Ainsi, les clauses litigieuses du contrat souscrit par M. [O], en ce qu’elles délimitent le risque assuré et l’engagement de l’assureur, définissent l’objet principal du contrat. Rédigées de façon claire et compréhensible, elles échappent en conséquence à l’appréciation du caractère abusif des clauses contractuelles, au sens de l’article L. 132-1, alinéa 7, devenu L. 212-1, alinéa 3, du code de la consommation.
Par ailleurs, le premier juge a exactement retenu que ces clauses n’ont pas pour effet de priver le contrat d’efficacité alors que si le risque incapacité temporaire totale est couvert jusqu’à 60 ans, les autres risques sont couverts jusqu’au 65ème anniversaire de l’assuré.
Il a également relevé à juste titre que la garantie incapacité temporaire totale contractuellement prévue ne fait aucune référence à la date de départ à la retraite, même si celle-ci était fixée à 60 ans au moment de la souscription du contrat, et n’a ainsi pas vocation à intervenir jusqu’au départ à la retraite mais tant que l’incapacité perdure, avec un seuil fixé à 60 ans.
Il convient d’observer d’ailleurs que la notice d’information, en son article 6-2 relatif aux pièces justificatives à fournir en cas d’incapacité temporaire totale, envisage l’application de la garantie pour « les retraités et les personnes sans profession », ce qui démontre que le terme d’application de cette garantie n’est pas nécessairement corrélé avec le moment du départ à la retraite de l’assuré.
En considération de ces explications, le jugement sera confirmé en ce qu’il a rejeté les demandes de la SCI [O] et de M. [G] [O] de condamnation de la SA CNP Assurances à garantir le prêt à partir du 20 mai 2015 et à rembourser les échéances supportées par la SCI [O] depuis cette date.

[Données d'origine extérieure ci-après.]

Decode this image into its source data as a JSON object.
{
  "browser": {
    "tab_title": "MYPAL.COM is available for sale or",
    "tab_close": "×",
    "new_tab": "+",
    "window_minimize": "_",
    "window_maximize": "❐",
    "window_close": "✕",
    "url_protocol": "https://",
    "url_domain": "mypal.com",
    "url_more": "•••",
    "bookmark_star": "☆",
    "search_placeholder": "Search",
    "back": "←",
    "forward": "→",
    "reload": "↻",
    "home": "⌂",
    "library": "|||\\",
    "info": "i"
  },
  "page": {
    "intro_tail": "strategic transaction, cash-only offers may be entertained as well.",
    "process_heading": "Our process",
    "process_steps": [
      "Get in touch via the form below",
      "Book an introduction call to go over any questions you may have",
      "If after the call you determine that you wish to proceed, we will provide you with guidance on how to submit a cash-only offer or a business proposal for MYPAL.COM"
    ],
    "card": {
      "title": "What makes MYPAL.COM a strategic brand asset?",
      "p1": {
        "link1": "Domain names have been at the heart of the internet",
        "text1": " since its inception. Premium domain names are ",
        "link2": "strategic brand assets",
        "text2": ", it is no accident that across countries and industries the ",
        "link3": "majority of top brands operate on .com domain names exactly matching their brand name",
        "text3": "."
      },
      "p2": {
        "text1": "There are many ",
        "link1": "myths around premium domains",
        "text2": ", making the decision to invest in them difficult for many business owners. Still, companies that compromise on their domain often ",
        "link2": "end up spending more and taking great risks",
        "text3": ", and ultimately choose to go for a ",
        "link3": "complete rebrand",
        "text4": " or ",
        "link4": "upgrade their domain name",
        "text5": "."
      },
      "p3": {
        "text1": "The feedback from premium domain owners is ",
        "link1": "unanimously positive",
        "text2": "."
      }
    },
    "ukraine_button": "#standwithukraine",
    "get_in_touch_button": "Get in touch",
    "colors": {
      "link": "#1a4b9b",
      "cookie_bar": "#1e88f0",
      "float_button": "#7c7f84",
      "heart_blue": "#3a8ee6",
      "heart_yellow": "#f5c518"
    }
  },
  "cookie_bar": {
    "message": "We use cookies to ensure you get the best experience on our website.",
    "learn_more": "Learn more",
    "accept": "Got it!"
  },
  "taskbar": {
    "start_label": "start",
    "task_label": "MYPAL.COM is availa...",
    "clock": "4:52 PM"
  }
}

-Sur la demande de dommages et intérêts pour préjudice moral et résistance abusive :
Les appelants évoquent dans leurs écritures, préalablement à la partie consacrée à la « discussion », la responsabilité de la société CNP Assurances qui n’aurait pas satisfait à son obligation d’éclairer M. [O] sur l’adéquation des risques couverts à sa situation personnelle dans l’hypothèse d’un changement de l’âge légal de départ à la retraite.
Il sera rappelé toutefois que l’obligation d’informer l’adhérent sur les garanties souscrites et les conditions de leur mise en ‘uvre et d’éclairer ce dernier sur l’adéquation des risques couverts à sa situation personnelle d’emprunteur incombe au seul établissement de crédit souscripteur du contrat d’assurance et non à celle de l’assureur de groupe qui ne se trouve lié à l’emprunteur qu’à compter de l’adhésion.
Le jugement sera également confirmé en ce qu’il a rejeté la demande indemnitaire présentée par la SCI [O] et M. [G] [O].
– Sur les dépens et les frais irrépétibles :
Le jugement sera confirmé sur la charge des dépens et l’application des dispositions de l’article 700 du code de procédure civile.
Les appelants supporteront les dépens d’appel et seront condamnées à payer à la SA CNP Assurances la somme de 1300 euros en application des dispositions de l’article 700 du code de procédure civile au titre des frais irrépétibles exposés devant la cour.
PAR CES MOTIFS
La cour, statuant publiquement et contradictoirement,
Confirme le jugement entrepris en toutes ses dispositions ;
Condamne la SCI [O], représentée par M. [G] [O], et M. [G] [O], aux dépens d’appel ;
Condamne la SCI [O], représentée par M. [G] [O], et M. [G] [O], pris ensemble, à payer à la SA CNP Assurances la somme de 1300 euros en application des dispositions de l’article 700 du code de procédure civile au titre des frais irrépétibles exposés devant la cour.